Segundo, não nos devemos preocupar tantos com a questão dos chamados “votos desperdiçados”, ultimamente muito abordada. É uma questão que só interessa aos partidos ou coligações, não tanto à relação deputado/eleitor que é a questão-chave da democracia e a fragilidade maior do nosso sistema. Aliás, se não resolvermos este problema, o outro tem pouca ou nenhuma relevância. Façamo-nos a pergunta: para que me interessa que o meu voto dê para eleger mais um deputado, se ele vai valer tão pouco quanto todos os outros? E a questão dos “votos desperdiçados” está a ser muito empolada.

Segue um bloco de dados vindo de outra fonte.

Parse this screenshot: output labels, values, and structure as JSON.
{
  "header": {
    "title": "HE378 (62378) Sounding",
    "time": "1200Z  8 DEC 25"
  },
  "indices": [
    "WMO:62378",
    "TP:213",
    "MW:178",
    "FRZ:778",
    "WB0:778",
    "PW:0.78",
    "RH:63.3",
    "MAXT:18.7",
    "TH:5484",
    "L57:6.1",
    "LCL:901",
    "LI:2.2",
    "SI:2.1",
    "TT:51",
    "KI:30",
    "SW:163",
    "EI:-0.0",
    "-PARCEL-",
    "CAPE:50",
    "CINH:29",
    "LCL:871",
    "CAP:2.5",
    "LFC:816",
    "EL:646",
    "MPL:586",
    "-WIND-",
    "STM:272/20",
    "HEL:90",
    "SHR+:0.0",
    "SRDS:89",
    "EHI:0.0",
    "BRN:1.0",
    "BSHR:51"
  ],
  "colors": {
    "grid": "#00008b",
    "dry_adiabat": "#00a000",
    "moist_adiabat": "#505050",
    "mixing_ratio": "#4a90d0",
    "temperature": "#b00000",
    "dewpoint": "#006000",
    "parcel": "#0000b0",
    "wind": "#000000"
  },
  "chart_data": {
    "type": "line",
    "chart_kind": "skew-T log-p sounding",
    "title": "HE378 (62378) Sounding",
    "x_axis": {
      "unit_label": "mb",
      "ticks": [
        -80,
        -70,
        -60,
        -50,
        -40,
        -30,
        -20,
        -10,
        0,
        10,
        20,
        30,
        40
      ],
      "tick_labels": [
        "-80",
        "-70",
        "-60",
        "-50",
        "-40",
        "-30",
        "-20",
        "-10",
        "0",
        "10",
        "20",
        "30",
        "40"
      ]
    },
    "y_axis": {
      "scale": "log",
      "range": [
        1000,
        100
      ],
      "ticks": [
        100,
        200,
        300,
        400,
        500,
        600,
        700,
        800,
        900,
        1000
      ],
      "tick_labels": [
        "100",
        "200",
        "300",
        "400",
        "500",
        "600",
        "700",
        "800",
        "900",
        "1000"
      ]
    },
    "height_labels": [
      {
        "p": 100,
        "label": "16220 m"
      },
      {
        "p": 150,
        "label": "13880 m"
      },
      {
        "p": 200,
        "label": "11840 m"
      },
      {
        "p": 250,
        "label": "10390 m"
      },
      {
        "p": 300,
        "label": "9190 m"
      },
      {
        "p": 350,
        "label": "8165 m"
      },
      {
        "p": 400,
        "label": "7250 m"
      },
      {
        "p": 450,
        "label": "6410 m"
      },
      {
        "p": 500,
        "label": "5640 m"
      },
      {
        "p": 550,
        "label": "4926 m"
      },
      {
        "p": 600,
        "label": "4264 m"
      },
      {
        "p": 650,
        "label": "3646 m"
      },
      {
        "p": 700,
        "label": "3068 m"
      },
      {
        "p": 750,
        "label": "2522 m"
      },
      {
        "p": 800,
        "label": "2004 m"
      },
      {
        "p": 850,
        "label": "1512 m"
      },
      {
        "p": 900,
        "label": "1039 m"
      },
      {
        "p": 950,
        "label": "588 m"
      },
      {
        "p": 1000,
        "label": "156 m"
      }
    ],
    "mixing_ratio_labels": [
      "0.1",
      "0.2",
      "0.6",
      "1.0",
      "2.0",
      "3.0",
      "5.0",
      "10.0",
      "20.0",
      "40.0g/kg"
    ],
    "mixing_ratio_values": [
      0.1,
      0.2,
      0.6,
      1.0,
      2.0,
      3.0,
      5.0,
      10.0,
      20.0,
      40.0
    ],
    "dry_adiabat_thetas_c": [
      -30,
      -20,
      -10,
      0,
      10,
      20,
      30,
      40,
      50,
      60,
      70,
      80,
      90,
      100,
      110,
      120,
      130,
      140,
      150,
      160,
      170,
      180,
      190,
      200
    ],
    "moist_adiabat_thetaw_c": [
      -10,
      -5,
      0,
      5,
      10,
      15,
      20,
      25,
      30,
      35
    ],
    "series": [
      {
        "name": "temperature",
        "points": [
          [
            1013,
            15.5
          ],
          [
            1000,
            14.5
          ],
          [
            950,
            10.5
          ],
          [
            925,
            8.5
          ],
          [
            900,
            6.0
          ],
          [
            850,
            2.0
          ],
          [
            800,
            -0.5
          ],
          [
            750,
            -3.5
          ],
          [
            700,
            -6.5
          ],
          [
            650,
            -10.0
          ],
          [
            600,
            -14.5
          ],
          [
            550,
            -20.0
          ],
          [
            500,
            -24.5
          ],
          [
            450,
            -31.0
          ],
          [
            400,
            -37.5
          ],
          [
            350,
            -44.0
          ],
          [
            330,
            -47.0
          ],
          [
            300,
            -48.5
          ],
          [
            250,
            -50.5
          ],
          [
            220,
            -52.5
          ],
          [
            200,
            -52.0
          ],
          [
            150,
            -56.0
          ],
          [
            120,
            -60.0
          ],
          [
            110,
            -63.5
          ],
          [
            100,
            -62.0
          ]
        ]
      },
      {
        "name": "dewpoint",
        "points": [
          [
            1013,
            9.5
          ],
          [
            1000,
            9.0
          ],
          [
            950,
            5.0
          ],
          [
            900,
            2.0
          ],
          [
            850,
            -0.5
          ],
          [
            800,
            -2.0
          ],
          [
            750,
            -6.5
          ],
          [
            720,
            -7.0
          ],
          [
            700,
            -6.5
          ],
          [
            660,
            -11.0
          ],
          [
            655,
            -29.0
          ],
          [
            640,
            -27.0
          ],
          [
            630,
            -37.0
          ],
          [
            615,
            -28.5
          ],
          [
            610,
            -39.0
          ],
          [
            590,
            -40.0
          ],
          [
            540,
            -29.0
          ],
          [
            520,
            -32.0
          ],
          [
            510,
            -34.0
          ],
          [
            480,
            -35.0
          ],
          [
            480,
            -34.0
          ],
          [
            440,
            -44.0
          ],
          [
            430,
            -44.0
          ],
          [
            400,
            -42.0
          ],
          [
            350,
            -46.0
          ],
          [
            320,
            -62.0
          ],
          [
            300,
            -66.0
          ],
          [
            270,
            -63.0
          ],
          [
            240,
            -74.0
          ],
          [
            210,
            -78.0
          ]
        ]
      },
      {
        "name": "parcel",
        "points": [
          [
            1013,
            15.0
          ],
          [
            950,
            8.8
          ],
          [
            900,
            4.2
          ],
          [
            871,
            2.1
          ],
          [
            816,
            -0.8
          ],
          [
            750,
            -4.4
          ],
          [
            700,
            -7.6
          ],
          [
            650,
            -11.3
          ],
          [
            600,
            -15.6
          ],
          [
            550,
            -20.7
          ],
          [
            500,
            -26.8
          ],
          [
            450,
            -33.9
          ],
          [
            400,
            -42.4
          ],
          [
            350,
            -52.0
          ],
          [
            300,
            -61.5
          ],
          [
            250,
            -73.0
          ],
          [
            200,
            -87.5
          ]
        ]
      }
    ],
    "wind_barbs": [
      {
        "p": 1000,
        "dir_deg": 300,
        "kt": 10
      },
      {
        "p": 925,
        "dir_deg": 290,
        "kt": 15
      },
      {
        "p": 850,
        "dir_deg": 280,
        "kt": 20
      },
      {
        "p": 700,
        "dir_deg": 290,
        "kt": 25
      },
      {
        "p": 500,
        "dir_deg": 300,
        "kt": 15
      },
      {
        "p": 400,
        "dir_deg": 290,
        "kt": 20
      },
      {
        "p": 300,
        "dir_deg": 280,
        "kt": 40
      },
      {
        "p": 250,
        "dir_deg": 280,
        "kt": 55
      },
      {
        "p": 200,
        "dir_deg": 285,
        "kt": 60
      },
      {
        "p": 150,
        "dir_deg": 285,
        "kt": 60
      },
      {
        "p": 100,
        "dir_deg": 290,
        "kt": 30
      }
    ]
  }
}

Em todas as eleições há votos desperdiçados, no sentido de não elegerem ninguém. A democracia é assim: há uns que ganham e outros que perdem. E é matematicamente impossível que, numa eleição, mesmo proporcional, todos os votos concorram para a eleição de alguém.
Terceiro, devemos ter medo do círculo nacional único. Os círculos eleitorais distritais ou regionais são essenciais à descentralização das fontes do poder e à representação da cidadania no território em que habita, vive e trabalha. Acabar com estes círculos (sobretudo, se não houver também círculos uninominais) destruiria por completo a proximidade com os eleitores. Seria um tiro de canhão na pouca representatividade democrática que ainda existe.
Quarto, não podemos alimentar o papão da “complexidade”. O sistema de representação proporcional personalizada para que aponta o artigo 149.º da Constituição não tem complexidade nenhuma, como qualquer eleitor alemão ou neozelandês explicará com facilidade. Nós também, assim que o adoptemos. É um sistema em que é a votação plurinominal nos círculos distritais/regionais que dita as cores da composição parlamentar, tal como hoje acontece, mas em que as eleições uninominais dão mais proximidade e legitimidade às bancadas e o círculo nacional ajusta as contas finais. “Complexo” é o sistema actual em que nós votamos, mas não nos sentimos representados quanto à relação com os deputados.
Se queremos a reforma eleitoral, não nos dispersemos para fora do quadro constitucional. Isso será a melhor forma de manter tudo na mesma.